Keohane (1984) afirma que a o conceito gramsciano é importante para a
compreensão das condições de aceitação da hegemonia por parte de Estados
terceiros, e ainda diferencia os conceitos de hegemonia e imperialismo, afirmando
que o primeiro possui um caráter consensual maior que o segundo, que é
fundamentalmente coercitivo.

Conclusão
● Ao encerrar, o autor conclui que as reivindicações acerca da validade geral da teoria
da hegemonia são frequentemente exageradas, ainda que a teoria ofereça
importantes contribuições para a área, que serão levadas em consideração
posteriormente por Keohane (1984), especialmente a relação de uma liderança
hegemônica com a cooperação e o estabelecimento de regimes e instituições
internacionais.
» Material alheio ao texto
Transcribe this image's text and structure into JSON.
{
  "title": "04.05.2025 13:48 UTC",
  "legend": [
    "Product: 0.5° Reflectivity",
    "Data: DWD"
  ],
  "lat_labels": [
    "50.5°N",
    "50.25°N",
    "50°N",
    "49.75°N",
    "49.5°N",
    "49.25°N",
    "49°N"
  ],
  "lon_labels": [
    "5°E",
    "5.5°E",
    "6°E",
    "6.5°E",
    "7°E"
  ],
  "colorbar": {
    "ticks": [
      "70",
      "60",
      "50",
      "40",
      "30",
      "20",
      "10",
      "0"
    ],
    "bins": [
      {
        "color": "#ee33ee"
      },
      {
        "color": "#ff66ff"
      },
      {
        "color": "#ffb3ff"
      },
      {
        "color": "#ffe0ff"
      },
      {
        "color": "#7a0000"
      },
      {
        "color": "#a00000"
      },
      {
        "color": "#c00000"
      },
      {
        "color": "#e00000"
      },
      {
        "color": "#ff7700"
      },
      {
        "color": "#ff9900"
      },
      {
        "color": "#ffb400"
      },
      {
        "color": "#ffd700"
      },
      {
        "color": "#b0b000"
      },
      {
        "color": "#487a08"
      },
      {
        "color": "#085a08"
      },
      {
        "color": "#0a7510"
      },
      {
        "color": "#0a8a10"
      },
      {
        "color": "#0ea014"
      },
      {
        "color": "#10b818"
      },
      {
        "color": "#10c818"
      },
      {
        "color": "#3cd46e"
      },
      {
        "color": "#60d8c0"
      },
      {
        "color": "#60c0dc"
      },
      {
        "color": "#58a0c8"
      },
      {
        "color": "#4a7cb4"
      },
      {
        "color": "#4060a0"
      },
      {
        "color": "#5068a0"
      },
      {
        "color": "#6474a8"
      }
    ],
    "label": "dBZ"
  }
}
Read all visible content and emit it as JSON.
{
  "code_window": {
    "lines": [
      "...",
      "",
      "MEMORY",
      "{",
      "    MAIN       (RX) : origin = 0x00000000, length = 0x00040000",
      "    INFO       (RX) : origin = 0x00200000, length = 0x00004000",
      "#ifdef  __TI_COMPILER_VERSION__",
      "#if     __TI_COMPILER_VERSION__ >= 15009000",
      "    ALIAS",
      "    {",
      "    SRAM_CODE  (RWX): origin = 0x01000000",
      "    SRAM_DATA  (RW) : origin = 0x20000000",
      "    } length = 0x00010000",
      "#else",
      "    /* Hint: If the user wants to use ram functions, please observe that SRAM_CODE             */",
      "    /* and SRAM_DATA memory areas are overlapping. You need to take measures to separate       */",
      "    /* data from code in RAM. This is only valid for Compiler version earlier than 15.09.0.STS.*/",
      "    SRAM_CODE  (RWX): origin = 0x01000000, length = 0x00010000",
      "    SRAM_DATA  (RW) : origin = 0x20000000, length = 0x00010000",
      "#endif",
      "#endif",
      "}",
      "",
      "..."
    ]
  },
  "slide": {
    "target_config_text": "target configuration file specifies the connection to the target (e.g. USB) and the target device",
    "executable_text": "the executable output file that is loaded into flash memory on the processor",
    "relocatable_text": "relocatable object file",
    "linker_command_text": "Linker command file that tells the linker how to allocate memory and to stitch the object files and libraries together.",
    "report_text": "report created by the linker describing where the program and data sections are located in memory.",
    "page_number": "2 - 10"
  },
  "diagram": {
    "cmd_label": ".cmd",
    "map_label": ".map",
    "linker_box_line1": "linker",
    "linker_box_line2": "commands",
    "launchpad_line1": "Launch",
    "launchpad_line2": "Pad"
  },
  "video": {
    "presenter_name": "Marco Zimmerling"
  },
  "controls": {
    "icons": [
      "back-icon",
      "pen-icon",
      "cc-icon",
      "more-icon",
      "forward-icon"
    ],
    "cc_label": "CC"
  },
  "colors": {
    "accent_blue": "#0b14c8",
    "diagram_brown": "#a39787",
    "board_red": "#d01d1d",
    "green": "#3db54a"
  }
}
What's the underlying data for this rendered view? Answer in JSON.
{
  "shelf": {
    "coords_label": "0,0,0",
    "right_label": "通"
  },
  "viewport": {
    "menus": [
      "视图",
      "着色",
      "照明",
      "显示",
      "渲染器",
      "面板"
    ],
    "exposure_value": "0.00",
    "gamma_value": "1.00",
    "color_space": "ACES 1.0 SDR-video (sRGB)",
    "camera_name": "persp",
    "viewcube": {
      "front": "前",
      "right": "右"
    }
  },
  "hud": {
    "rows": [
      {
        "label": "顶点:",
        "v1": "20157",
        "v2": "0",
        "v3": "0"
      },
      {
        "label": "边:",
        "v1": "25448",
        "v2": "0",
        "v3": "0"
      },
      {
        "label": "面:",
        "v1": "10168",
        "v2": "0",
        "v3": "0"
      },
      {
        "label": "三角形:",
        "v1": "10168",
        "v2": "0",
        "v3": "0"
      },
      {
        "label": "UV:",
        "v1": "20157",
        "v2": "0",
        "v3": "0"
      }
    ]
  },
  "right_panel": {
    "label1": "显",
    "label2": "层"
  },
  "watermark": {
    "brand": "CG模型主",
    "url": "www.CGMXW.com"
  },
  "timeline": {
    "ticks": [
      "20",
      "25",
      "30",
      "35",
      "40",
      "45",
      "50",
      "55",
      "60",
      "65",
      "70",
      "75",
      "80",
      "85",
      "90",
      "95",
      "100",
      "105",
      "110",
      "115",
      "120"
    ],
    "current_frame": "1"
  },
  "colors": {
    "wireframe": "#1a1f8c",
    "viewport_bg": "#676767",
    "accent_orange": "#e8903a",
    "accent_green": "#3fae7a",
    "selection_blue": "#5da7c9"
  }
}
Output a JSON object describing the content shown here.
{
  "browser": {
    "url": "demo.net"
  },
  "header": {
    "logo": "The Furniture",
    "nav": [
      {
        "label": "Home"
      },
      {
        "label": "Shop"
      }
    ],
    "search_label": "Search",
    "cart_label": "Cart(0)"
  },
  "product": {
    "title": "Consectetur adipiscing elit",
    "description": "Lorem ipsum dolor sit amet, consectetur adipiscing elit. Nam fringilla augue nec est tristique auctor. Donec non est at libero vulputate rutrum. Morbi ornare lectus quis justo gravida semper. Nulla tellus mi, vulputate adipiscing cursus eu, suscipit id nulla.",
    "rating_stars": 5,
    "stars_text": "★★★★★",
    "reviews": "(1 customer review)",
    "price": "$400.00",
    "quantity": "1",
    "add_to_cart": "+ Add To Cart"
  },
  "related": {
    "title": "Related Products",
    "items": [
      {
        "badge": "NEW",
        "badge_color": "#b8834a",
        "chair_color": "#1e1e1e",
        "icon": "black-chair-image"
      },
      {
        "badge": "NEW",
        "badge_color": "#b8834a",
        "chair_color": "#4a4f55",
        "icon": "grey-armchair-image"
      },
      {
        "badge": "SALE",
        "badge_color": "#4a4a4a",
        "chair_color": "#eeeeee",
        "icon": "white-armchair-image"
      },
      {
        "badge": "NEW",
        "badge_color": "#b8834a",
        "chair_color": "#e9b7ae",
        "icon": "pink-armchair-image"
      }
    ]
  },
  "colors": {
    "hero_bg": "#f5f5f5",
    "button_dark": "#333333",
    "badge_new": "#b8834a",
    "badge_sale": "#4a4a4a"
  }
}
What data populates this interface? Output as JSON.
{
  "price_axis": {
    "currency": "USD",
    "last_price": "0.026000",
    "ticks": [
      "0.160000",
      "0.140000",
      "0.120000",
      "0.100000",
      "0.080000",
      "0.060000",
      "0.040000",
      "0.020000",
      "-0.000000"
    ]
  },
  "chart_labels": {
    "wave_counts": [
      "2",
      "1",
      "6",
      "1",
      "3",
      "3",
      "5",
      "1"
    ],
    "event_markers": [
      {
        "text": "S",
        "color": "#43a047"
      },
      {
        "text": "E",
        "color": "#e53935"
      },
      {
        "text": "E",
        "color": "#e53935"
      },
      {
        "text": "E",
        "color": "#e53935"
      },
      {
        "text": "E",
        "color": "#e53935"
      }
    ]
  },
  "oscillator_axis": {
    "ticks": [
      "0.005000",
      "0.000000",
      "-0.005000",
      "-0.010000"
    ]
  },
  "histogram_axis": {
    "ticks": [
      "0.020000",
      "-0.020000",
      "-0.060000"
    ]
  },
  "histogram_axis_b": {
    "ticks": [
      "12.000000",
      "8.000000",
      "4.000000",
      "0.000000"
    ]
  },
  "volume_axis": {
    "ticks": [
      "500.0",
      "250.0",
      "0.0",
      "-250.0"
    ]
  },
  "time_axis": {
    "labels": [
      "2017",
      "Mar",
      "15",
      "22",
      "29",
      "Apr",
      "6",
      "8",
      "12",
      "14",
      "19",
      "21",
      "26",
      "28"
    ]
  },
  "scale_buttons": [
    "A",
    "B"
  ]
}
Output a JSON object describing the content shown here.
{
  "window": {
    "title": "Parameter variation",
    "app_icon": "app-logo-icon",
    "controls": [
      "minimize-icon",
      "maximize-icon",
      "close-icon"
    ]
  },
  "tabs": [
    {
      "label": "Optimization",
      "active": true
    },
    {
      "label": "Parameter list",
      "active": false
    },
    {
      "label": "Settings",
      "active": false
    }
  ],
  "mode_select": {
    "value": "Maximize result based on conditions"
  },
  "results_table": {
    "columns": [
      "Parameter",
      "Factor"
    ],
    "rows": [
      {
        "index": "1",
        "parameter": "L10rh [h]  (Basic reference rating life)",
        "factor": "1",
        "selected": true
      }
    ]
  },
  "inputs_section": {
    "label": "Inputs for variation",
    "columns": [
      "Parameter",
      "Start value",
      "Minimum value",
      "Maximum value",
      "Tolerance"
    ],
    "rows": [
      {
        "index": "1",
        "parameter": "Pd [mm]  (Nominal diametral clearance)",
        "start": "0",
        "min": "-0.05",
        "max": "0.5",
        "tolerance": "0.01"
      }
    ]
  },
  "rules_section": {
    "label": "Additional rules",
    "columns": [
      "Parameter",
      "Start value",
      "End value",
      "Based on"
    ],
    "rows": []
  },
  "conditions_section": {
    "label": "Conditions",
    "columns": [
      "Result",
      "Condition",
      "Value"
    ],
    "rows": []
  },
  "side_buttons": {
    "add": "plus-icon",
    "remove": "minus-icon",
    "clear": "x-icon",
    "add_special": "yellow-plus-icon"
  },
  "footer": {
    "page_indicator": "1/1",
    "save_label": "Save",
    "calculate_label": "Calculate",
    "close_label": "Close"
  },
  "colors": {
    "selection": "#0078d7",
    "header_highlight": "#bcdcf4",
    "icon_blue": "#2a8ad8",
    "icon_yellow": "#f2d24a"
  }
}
Ao ressaltar que a hegemonia e cooperação são mutuamente
dependentes, o teórico faz menção ao papel do consenso e por último, da coerção,
visto que essa pode ser livremente empregada em situações de conflito, que,
ressalta-se, são situações passíveis de ocorrer até mesmo em ambientes de
cooperação; para Keohane (1984), portanto, ambientes de cooperação não seriam
necessariamente ausentes de conflito, mas sim processos que utilizam o uso da
discórdia e diferenças para estimular ajustes mútuos.

Questão proposta pelo grupo:


Como Keohane compreende a noção de cooperação? A cooperação, na visão do autor,
poderia ser mantida sem a manutenção de uma hegemonia internacional?